Linear speed due to the Earth's rotation is greater than observer's linear speed when he is at the ground floor.

#### Explanation:

Look at the following picture showing rotation of earth and speed at various latitudes. All point on the earth rotate in front of the sun over a period of 24 hours. The points on the equator have the highest rotational speed and the ones at poles have the lowest, zero speed.

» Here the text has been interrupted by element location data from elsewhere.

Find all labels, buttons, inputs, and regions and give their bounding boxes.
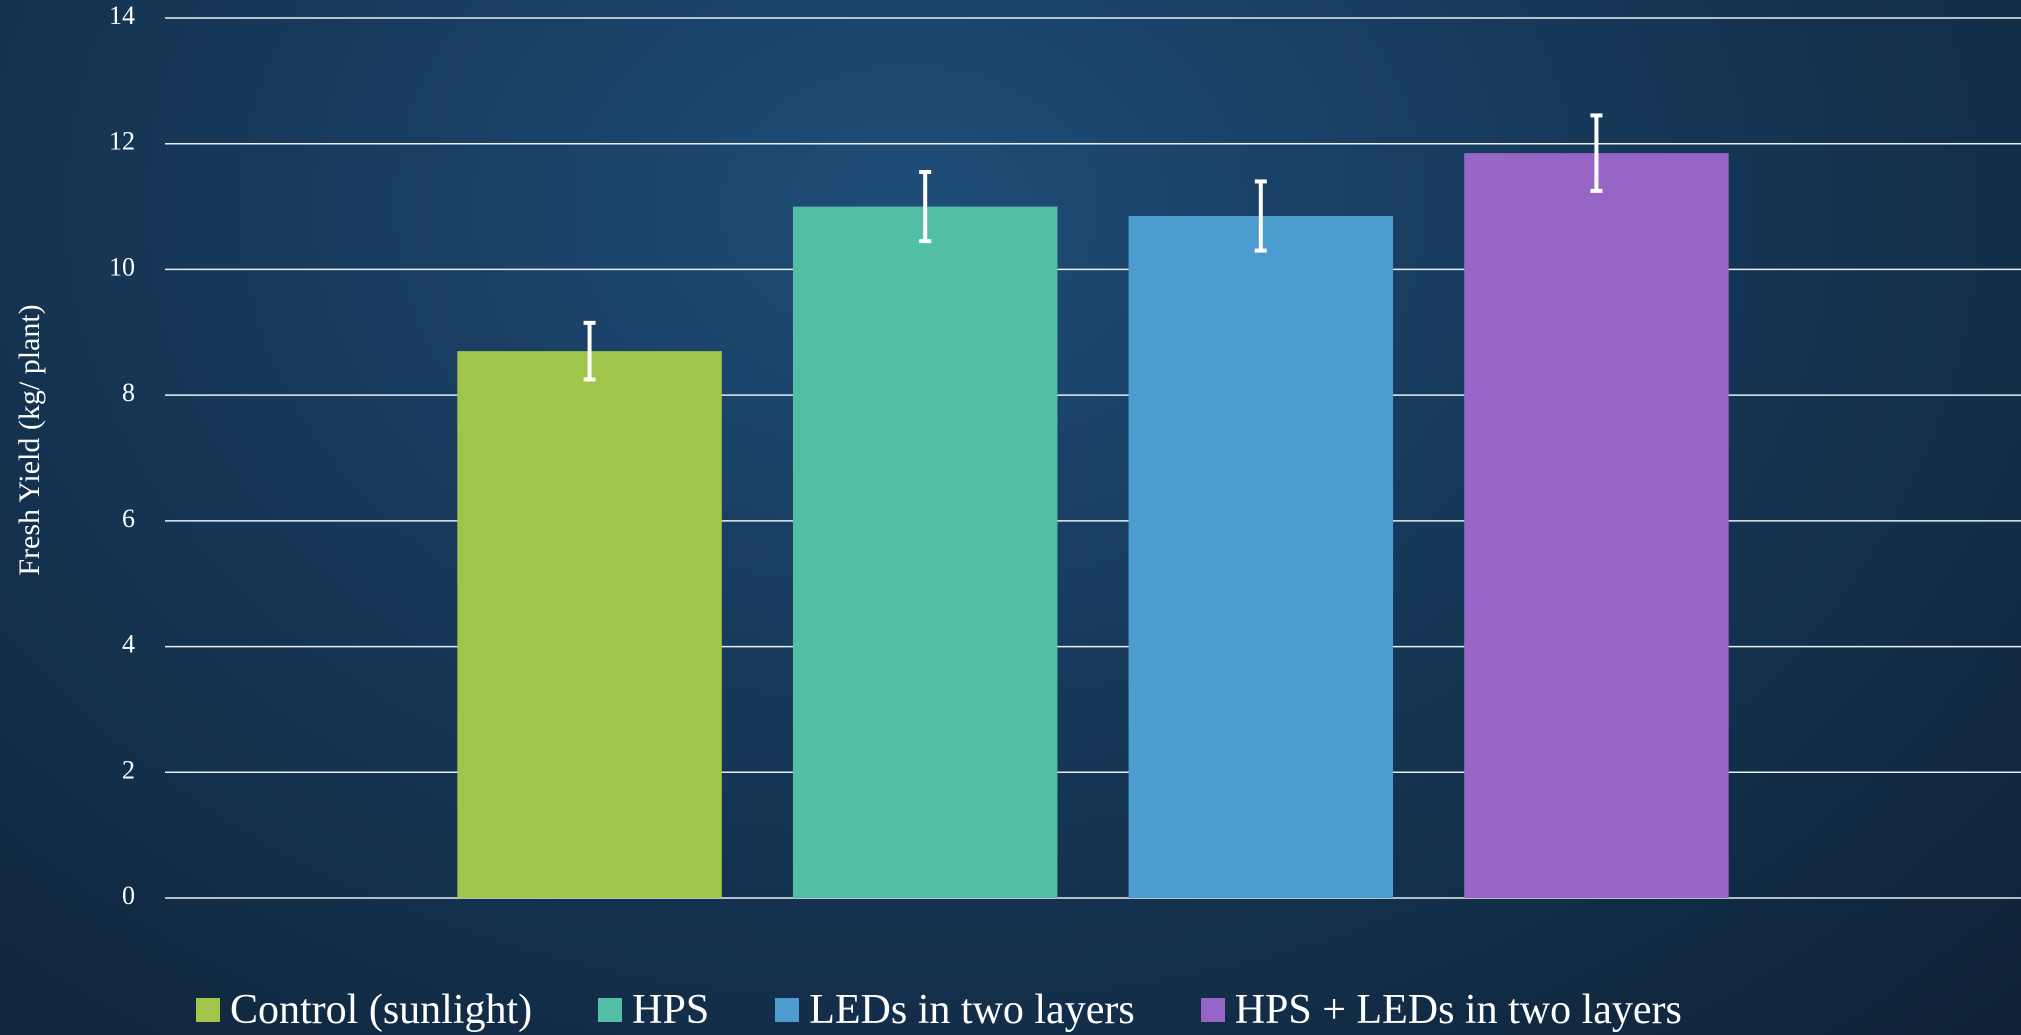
bar [1128,216,1394,898]
bar [792,206,1058,899]
y-tick-label: 10 [109,252,135,281]
legend-label: HPS [632,987,710,1033]
y-tick-label: 6 [122,504,135,533]
y-tick-label: 14 [109,1,135,30]
legend-label: HPS + LEDs in two layers [1234,987,1682,1033]
legend-swatch [775,998,800,1022]
legend-item: HPS [598,986,709,1034]
legend-label: Control (sunlight) [230,987,533,1033]
error-bar [1590,113,1603,193]
error-bar [919,170,932,244]
legend-swatch [598,998,623,1022]
legend-item: Control (sunlight) [196,986,532,1034]
y-tick-label: 12 [109,127,135,156]
legend-item: HPS + LEDs in two layers [1200,986,1682,1034]
y-tick-label: 2 [122,755,135,784]
error-bar [583,320,596,382]
bar [457,351,722,899]
y-tick-label: 8 [122,378,135,407]
error-bar [1254,179,1267,253]
legend-swatch [1200,998,1225,1022]
legend-item: LEDs in two layers [775,986,1135,1034]
y-axis-label: Fresh Yield (kg/ plant) [13,304,46,575]
legend-swatch [196,998,220,1022]
legend: Control (sunlight) HPS LEDs in two layers H… [196,986,1682,1034]
y-tick-label: 4 [122,630,135,659]
bar [1464,153,1729,899]
y-tick-label: 0 [122,881,135,910]
legend-label: LEDs in two layers [809,987,1135,1033]
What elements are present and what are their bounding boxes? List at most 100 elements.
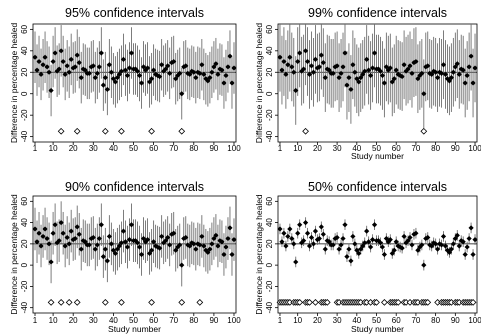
point-estimate [86, 242, 92, 248]
point-estimate [295, 58, 301, 65]
point-estimate [134, 68, 141, 74]
point-estimate [348, 86, 354, 93]
y-tick-label: 0 [20, 262, 29, 267]
point-estimate [291, 241, 297, 247]
non-covering-marker [73, 298, 81, 306]
x-tick-label: 80 [189, 144, 198, 153]
point-estimate [211, 235, 217, 242]
point-estimate [283, 243, 289, 249]
x-tick-label: 100 [468, 144, 481, 153]
x-tick-label: 20 [69, 316, 78, 325]
x-tick-label: 60 [392, 316, 401, 325]
non-covering-marker [57, 298, 65, 306]
plot-frame [277, 195, 478, 314]
point-estimate [82, 67, 88, 73]
point-estimate [64, 234, 70, 241]
point-estimate [207, 246, 213, 252]
point-estimate [283, 71, 289, 78]
point-estimate [153, 71, 159, 78]
point-estimate [425, 234, 431, 241]
y-tick-label: 20 [265, 67, 274, 76]
point-estimate [448, 246, 454, 252]
point-estimate [221, 80, 227, 86]
point-estimate [211, 64, 217, 70]
y-axis-label: Difference in percentage healed [254, 194, 264, 315]
point-estimate [336, 75, 342, 81]
non-covering-marker [57, 127, 65, 135]
point-estimate [144, 65, 151, 71]
x-tick-label: 60 [149, 144, 158, 153]
point-estimate [352, 69, 358, 75]
point-estimate [385, 67, 391, 73]
point-estimate [72, 235, 78, 242]
point-estimate [116, 243, 123, 249]
point-estimate [427, 70, 433, 76]
non-covering-marker [424, 298, 432, 306]
point-estimate [368, 244, 374, 250]
point-estimate [306, 71, 313, 78]
point-estimate [102, 75, 108, 81]
x-tick-label: 30 [89, 144, 98, 153]
point-estimate [124, 244, 131, 250]
point-estimate [171, 58, 177, 65]
point-estimate [146, 79, 153, 85]
x-tick-label: 60 [149, 316, 158, 325]
point-estimate [338, 70, 344, 76]
point-estimate [167, 242, 173, 248]
point-estimate [377, 240, 384, 246]
point-estimate [409, 70, 415, 76]
point-estimate [46, 69, 52, 75]
x-tick-label: 30 [89, 316, 98, 325]
point-estimate [442, 243, 449, 249]
point-estimate [320, 231, 326, 237]
y-axis-label: Difference in percentage healed [9, 23, 19, 144]
point-estimate [215, 71, 221, 78]
point-estimate [297, 222, 303, 228]
point-estimate [393, 67, 399, 73]
x-tick-label: 90 [209, 316, 218, 325]
point-estimate [310, 241, 317, 247]
y-axis-label: Difference in percentage healed [9, 194, 19, 315]
point-estimate [98, 222, 104, 228]
point-estimate [199, 233, 205, 240]
point-estimate [66, 241, 72, 247]
point-estimate [413, 230, 419, 236]
point-estimate [225, 64, 231, 70]
point-estimate [334, 234, 340, 241]
x-tick-label: 100 [227, 316, 241, 325]
point-estimate [346, 246, 352, 252]
point-estimate [78, 246, 84, 252]
point-estimate [173, 247, 179, 253]
x-axis-label: Study number [351, 151, 404, 161]
point-estimate [38, 243, 44, 249]
point-estimate [350, 62, 356, 68]
point-estimate [407, 63, 413, 69]
y-tick-label: 60 [265, 24, 274, 33]
y-tick-label: -40 [265, 130, 274, 142]
point-estimate [118, 68, 125, 74]
point-estimate [364, 56, 370, 62]
point-estimate [36, 58, 42, 65]
point-estimate [159, 233, 165, 240]
x-tick-label: 100 [227, 144, 241, 153]
plot-frame [32, 195, 237, 314]
point-estimate [421, 262, 427, 268]
point-estimate [279, 67, 285, 73]
y-tick-label: -40 [265, 301, 274, 313]
point-estimate [289, 235, 295, 242]
point-estimate [229, 251, 235, 258]
point-estimate [434, 75, 441, 81]
point-estimate [136, 244, 143, 250]
point-estimate [52, 50, 58, 56]
point-estimate [165, 63, 171, 69]
point-estimate [299, 240, 305, 246]
point-estimate [56, 238, 62, 244]
point-estimate [350, 233, 356, 240]
x-tick-label: 10 [293, 316, 302, 325]
point-estimate [381, 251, 387, 258]
point-estimate [312, 228, 319, 234]
point-estimate [72, 64, 78, 70]
point-estimate [320, 60, 326, 66]
point-estimate [434, 246, 441, 252]
point-estimate [338, 242, 344, 248]
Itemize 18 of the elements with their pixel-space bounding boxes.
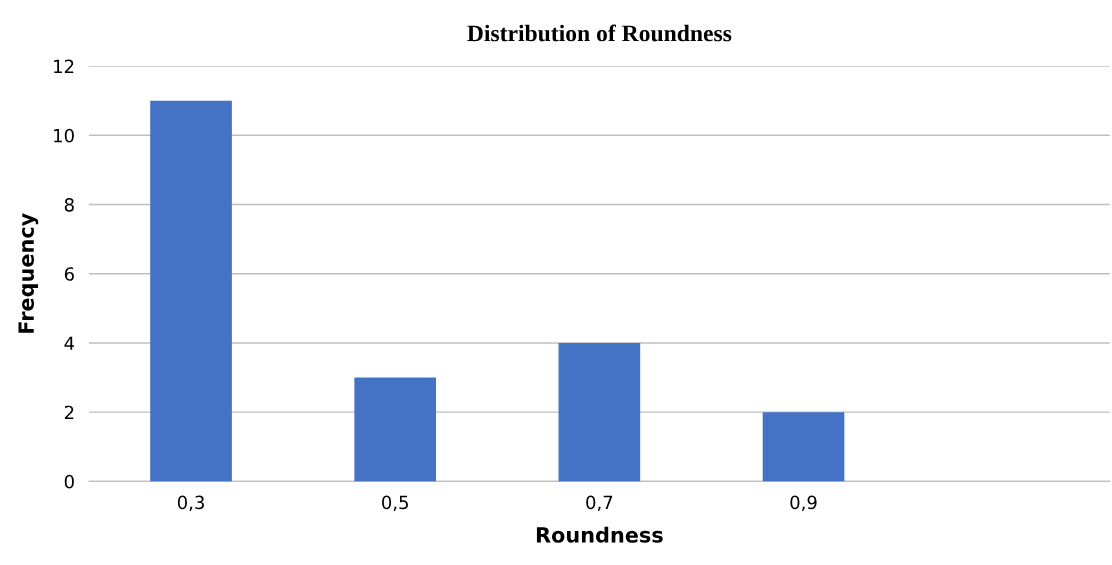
- x-tick-label: 0,5: [382, 495, 408, 512]
- y-axis-title: Frequency: [18, 213, 39, 333]
- bar: [558, 342, 641, 482]
- y-tick-label: 6: [64, 267, 74, 281]
- chart-title: Distribution of Roundness: [467, 24, 732, 42]
- x-axis-title: Roundness: [536, 526, 663, 543]
- bar: [150, 100, 232, 482]
- bar: [354, 377, 437, 482]
- y-tick-label: 10: [54, 128, 74, 143]
- y-tick-label: 12: [54, 59, 74, 73]
- x-tick-label: 0,9: [790, 495, 817, 512]
- y-tick-label: 4: [64, 336, 75, 350]
- x-tick-label: 0,3: [177, 495, 204, 512]
- y-tick-label: 2: [64, 405, 74, 420]
- x-tick-label: 0,7: [586, 495, 613, 512]
- y-tick-label: 0: [64, 474, 74, 489]
- y-tick-label: 8: [64, 197, 74, 212]
- bar: [762, 412, 845, 482]
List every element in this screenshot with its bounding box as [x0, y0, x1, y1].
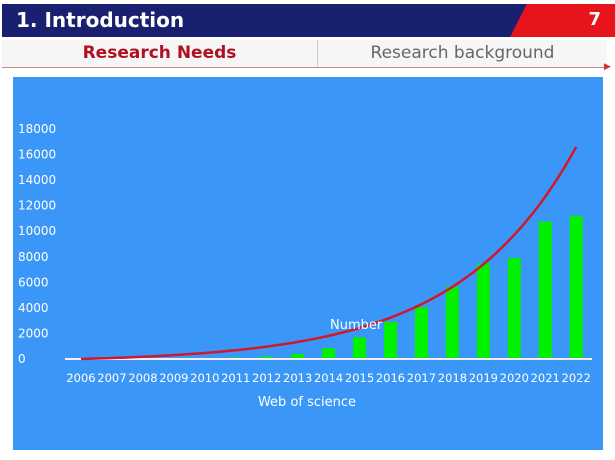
y-tick-label: 12000 — [18, 199, 56, 213]
y-tick-label: 0 — [18, 352, 26, 366]
y-tick-label: 2000 — [18, 326, 49, 340]
header-bar: 1. Introduction — [2, 4, 613, 37]
x-tick-label: 2009 — [159, 371, 188, 385]
x-tick-label: 2012 — [252, 371, 281, 385]
bar-2018 — [445, 286, 459, 359]
x-tick-label: 2008 — [128, 371, 157, 385]
chart-panel — [13, 77, 603, 450]
x-tick-label: 2010 — [190, 371, 219, 385]
x-tick-label: 2006 — [66, 371, 95, 385]
arrow-icon: ▶ — [604, 62, 611, 72]
bar-2016 — [384, 321, 397, 359]
x-tick-label: 2018 — [438, 371, 467, 385]
x-tick-label: 2007 — [97, 371, 126, 385]
x-axis-label: Web of science — [258, 395, 356, 410]
x-tick-label: 2017 — [407, 371, 436, 385]
section-title: 1. Introduction — [16, 8, 185, 32]
tab-bar: Research Needs Research background — [2, 40, 607, 68]
x-tick-label: 2016 — [376, 371, 405, 385]
y-tick-label: 14000 — [18, 173, 56, 187]
bar-2013 — [291, 353, 305, 359]
x-tick-label: 2020 — [500, 371, 529, 385]
tab-research-needs[interactable]: Research Needs — [2, 40, 318, 67]
series-label: Number — [330, 318, 383, 333]
x-tick-label: 2015 — [345, 371, 374, 385]
bar-2014 — [322, 348, 336, 359]
bar-2020 — [507, 258, 521, 359]
y-tick-label: 16000 — [18, 148, 56, 162]
y-tick-label: 18000 — [18, 122, 56, 136]
y-tick-label: 4000 — [18, 301, 49, 315]
x-tick-label: 2021 — [531, 371, 560, 385]
y-tick-label: 8000 — [18, 250, 49, 264]
trend-line — [80, 146, 578, 361]
bar-2019 — [476, 263, 490, 359]
page-number: 7 — [588, 9, 601, 30]
x-tick-label: 2014 — [314, 371, 343, 385]
y-tick-label: 10000 — [18, 224, 56, 238]
bar-2022 — [569, 215, 583, 359]
x-tick-label: 2011 — [221, 371, 250, 385]
bar-2021 — [538, 221, 552, 359]
bar-2012 — [260, 356, 274, 359]
y-tick-label: 6000 — [18, 275, 49, 289]
x-tick-label: 2019 — [469, 371, 498, 385]
page-badge: 7 — [510, 4, 615, 37]
x-tick-label: 2022 — [562, 371, 591, 385]
x-tick-label: 2013 — [283, 371, 312, 385]
bar-2017 — [414, 307, 428, 359]
bar-2015 — [353, 337, 367, 359]
tab-research-background[interactable]: Research background — [370, 43, 555, 63]
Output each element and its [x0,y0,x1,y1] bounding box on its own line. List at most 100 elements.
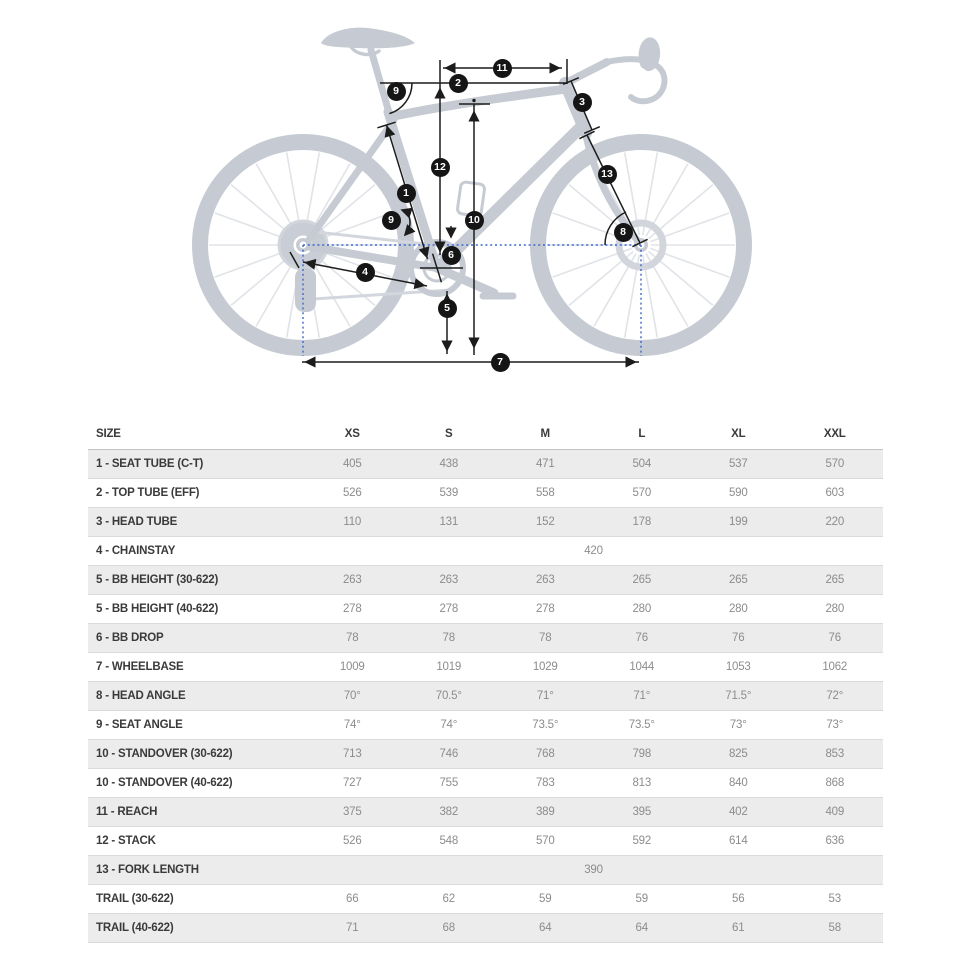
table-row: 12 - STACK 526 548 570 592 614 636 [88,827,883,856]
row-value: 438 [439,458,459,470]
row-value: 840 [728,777,748,789]
row-value: 395 [632,806,652,818]
row-label: 11 - REACH [96,806,158,818]
row-value: 61 [732,922,745,934]
chainstay-tube [302,242,441,272]
geometry-table-header: SIZE XS S M L XL XXL [88,419,883,450]
dim-fork [586,134,641,244]
row-value: 73° [826,719,844,731]
row-value: 56 [732,893,745,905]
row-value: 265 [632,574,652,586]
row-label: 4 - CHAINSTAY [96,545,176,557]
table-row: 9 - SEAT ANGLE 74° 74° 73.5° 73.5° 73° 73° [88,711,883,740]
row-value: 70.5° [435,690,462,702]
row-label: 10 - STANDOVER (40-622) [96,777,233,789]
row-value: 539 [439,487,459,499]
table-row: 2 - TOP TUBE (EFF) 526 539 558 570 590 603 [88,479,883,508]
row-label: 12 - STACK [96,835,156,847]
row-value: 199 [728,516,748,528]
row-value: 1029 [532,661,558,673]
row-value: 868 [825,777,845,789]
row-value: 1053 [725,661,751,673]
saddle-rails [349,45,381,57]
row-value: 70° [343,690,361,702]
saddle [321,27,415,49]
row-value: 278 [439,603,459,615]
dim-seat-angle-arc [389,82,413,115]
row-value: 78 [442,632,456,644]
row-value: 152 [535,516,555,528]
table-row: 5 - BB HEIGHT (40-622) 278 278 278 280 280 280 [88,595,883,624]
table-row: 6 - BB DROP 78 78 78 76 76 76 [88,624,883,653]
dim-marker-9b: 9 [381,210,401,230]
dim-marker-10: 10 [464,210,484,230]
col-header-size: SIZE [96,428,121,440]
table-row: 5 - BB HEIGHT (30-622) 263 263 263 265 265 265 [88,566,883,595]
row-value: 73.5° [628,719,655,731]
col-header-s: S [445,428,453,440]
row-value: 592 [632,835,652,847]
row-value: 71 [346,922,359,934]
row-value: 813 [632,777,652,789]
row-value: 526 [342,487,362,499]
dim-marker-13: 13 [597,164,617,184]
diagram-area: 1 2 3 4 5 6 7 8 9 9 10 11 12 13 [0,0,970,408]
row-value: 570 [535,835,555,847]
row-value: 375 [342,806,362,818]
row-value: 548 [439,835,459,847]
row-value: 71° [536,690,554,702]
row-value: 603 [825,487,845,499]
row-value: 265 [728,574,748,586]
row-value: 71.5° [725,690,752,702]
row-value: 71° [633,690,651,702]
row-value: 64 [635,922,649,934]
row-value: 278 [342,603,362,615]
row-span-value: 420 [584,545,603,557]
table-row: 11 - REACH 375 382 389 395 402 409 [88,798,883,827]
row-label: 2 - TOP TUBE (EFF) [96,487,200,499]
row-label: 1 - SEAT TUBE (C-T) [96,458,204,470]
row-value: 73.5° [532,719,559,731]
row-label: TRAIL (30-622) [96,893,174,905]
row-label: 3 - HEAD TUBE [96,516,178,528]
row-value: 537 [728,458,748,470]
row-value: 72° [826,690,844,702]
row-value: 76 [828,632,842,644]
row-label: 8 - HEAD ANGLE [96,690,186,702]
col-header-l: L [638,428,646,440]
row-value: 53 [828,893,842,905]
dim-marker-6: 6 [441,245,461,265]
row-value: 263 [535,574,555,586]
row-label: 5 - BB HEIGHT (30-622) [96,574,219,586]
row-value: 74° [343,719,361,731]
table-row: 13 - FORK LENGTH 390 [88,856,883,885]
row-value: 73° [729,719,747,731]
row-label: 9 - SEAT ANGLE [96,719,183,731]
row-span-value: 390 [584,864,603,876]
row-value: 755 [439,777,459,789]
seatstay-tube [302,116,398,248]
row-value: 263 [342,574,362,586]
front-rotor [615,219,667,271]
row-value: 178 [632,516,652,528]
row-value: 68 [442,922,456,934]
col-header-xl: XL [731,428,746,440]
row-value: 1019 [436,661,462,673]
row-label: 7 - WHEELBASE [96,661,184,673]
row-value: 263 [439,574,459,586]
row-value: 62 [442,893,456,905]
row-value: 78 [539,632,552,644]
row-value: 110 [343,516,362,528]
row-value: 558 [535,487,555,499]
dim-marker-8: 8 [613,222,633,242]
row-value: 570 [825,458,845,470]
row-value: 727 [342,777,362,789]
row-value: 402 [728,806,748,818]
row-value: 405 [342,458,362,470]
row-value: 746 [439,748,459,760]
handlebar-drop [604,56,668,105]
axle-guide-dotted [302,244,642,356]
top-tube [385,84,571,122]
row-value: 58 [828,922,842,934]
row-label: 5 - BB HEIGHT (40-622) [96,603,219,615]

If $\omega = \frac{2 \pi}{T}$ is the angular velocity of the earth's rotation,
$T$ the time period of earth's rotation and
$r$ is the radius of the cross-section circle on whose circumference any point is located, the rotational velocity $v$, or speed at which the point is rotates can be found from the expression
$v = r \omega$ .......(1)

We know that the Empire State Building is situated at ${40.7484}^{\circ} N ,$ ${73.9857}^{\circ} W$ coordinates. Suppose ${R}_{N Y}$ is the radius of the cross-section circle at the latitude of Empire State Building latitude at ground floor level.

The linear speed of observer when located at ground floor level is
${v}_{\circ} = {R}_{N Y} \cdot \omega$ .......(2)

Let $h$ be the height of the observation deck of the Empire State Building. Now the observer rotates while he is located at the circumference of a circle which has its radius$= {R}_{N Y} + h$.

The linear velocity of observer due to rotation of earth now is
${v}_{h} = \left({R}_{N Y} + h\right) \cdot \omega$ .......(3)

Comparing equations (2) and (3) we know that linear speed due to the Earth's rotation is greater than observer's linear speed when he is at the ground floor.